UFC 100 (GROWL) (Metal)
We couldn’t go any further without posting something about this weekend’s UFC 100 event. Everyone wants to talk about Brock Lesnar going nuts after his domination of Frank Mir, flipping off the crowd and scaring Joe Rogan to the point of pissing his pants in the post-fight interview. Or they want to talk about Georges St. Pierre big win over Thiago Alves and whether or not he should move up a weight class. Those two guys are impressive and I wouldn’t want to anger either of them by not at least giving them a mention, but I’d like to shift the focus over to Dan Henderson.

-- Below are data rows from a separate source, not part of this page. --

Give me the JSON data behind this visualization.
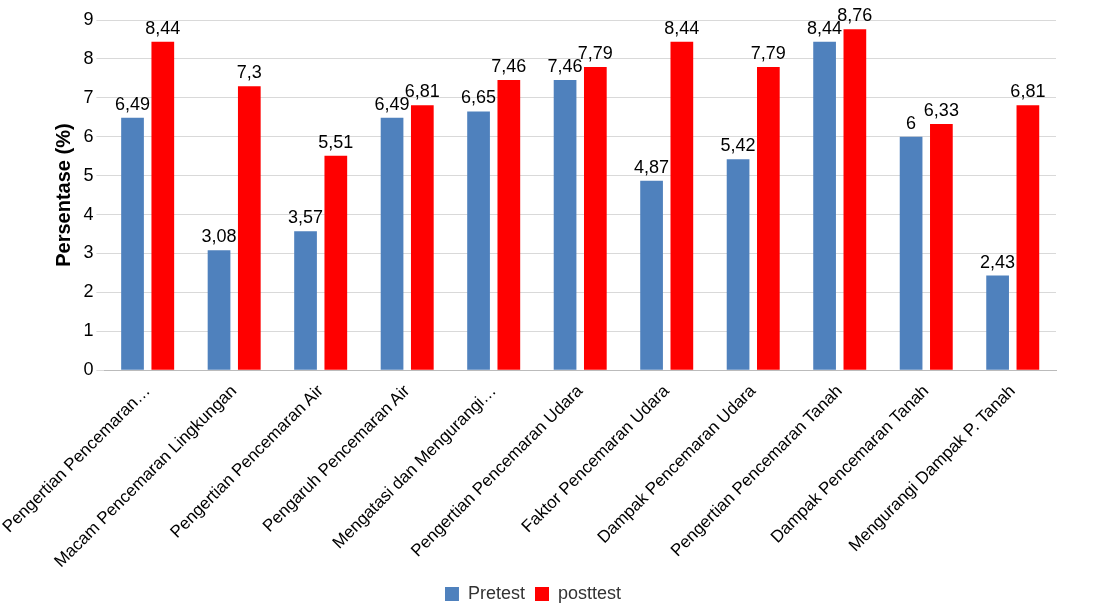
{
  "chart_data": {
    "type": "bar",
    "ylabel": "Persentase (%)",
    "categories": [
      "Pengertian Pencemaran…",
      "Macam Pencemaran Lingkungan",
      "Pengertian Pencemaran Air",
      "Pengaruh Pencemaran Air",
      "Mengatasi dan Mengurangi…",
      "Pengertian Pencemaran Udara",
      "Faktor Pencemaran Udara",
      "Dampak Pencemaran Udara",
      "Pengertian Pencemaran Tanah",
      "Dampak Pencemaran Tanah",
      "Mengurangi Dampak P. Tanah"
    ],
    "series": [
      {
        "name": "Pretest",
        "color": "#4f81bd",
        "values": [
          6.49,
          3.08,
          3.57,
          6.49,
          6.65,
          7.46,
          4.87,
          5.42,
          8.44,
          6,
          2.43
        ],
        "value_labels": [
          "6,49",
          "3,08",
          "3,57",
          "6,49",
          "6,65",
          "7,46",
          "4,87",
          "5,42",
          "8,44",
          "6",
          "2,43"
        ]
      },
      {
        "name": "posttest",
        "color": "#ff0000",
        "values": [
          8.44,
          7.3,
          5.51,
          6.81,
          7.46,
          7.79,
          8.44,
          7.79,
          8.76,
          6.33,
          6.81
        ],
        "value_labels": [
          "8,44",
          "7,3",
          "5,51",
          "6,81",
          "7,46",
          "7,79",
          "8,44",
          "7,79",
          "8,76",
          "6,33",
          "6,81"
        ]
      }
    ],
    "ylim": [
      0,
      9
    ],
    "yticks": [
      0,
      1,
      2,
      3,
      4,
      5,
      6,
      7,
      8,
      9
    ],
    "grid": "y",
    "legend": "bottom"
  }
}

He had the KO of the night with his monster right hand to Michael Bisping’s jaw, plus he had a finishing move that he probably stole from Mortal Kombat. Honestly, if the ref hadn’t stepped in, would anyone have been surprised Hendo ripped out Bisping’s heart?
This just advances the theory that you don’t mess with guys with shitty nicknames. If you run across a guy whose friends are calling him ‘fairy’, he’s either harmless and lives up to the nickname, or he’s so tough, he needs a terrible nickname because even ‘beefcake’ won’t suffice. If that guy is a UFC fighter, you should probably assume the latter.
Bisping is known as ‘The Count’, a pretty solid moniker for a Brit. Henderson goes by the unassuming and not so creative ‘Hendo’. Of course he’s going to be a monster in the Octagon. He needs a crap nickname because even calling him ‘Super Killer’ wouldn’t do him justice.
I, on the other hand, am known as ‘History’s Greatest Monster’ because my strikes land like butterfly kisses. No, I’m not kicking you in the face anymore, Grandma, I don’t care how much it tickles.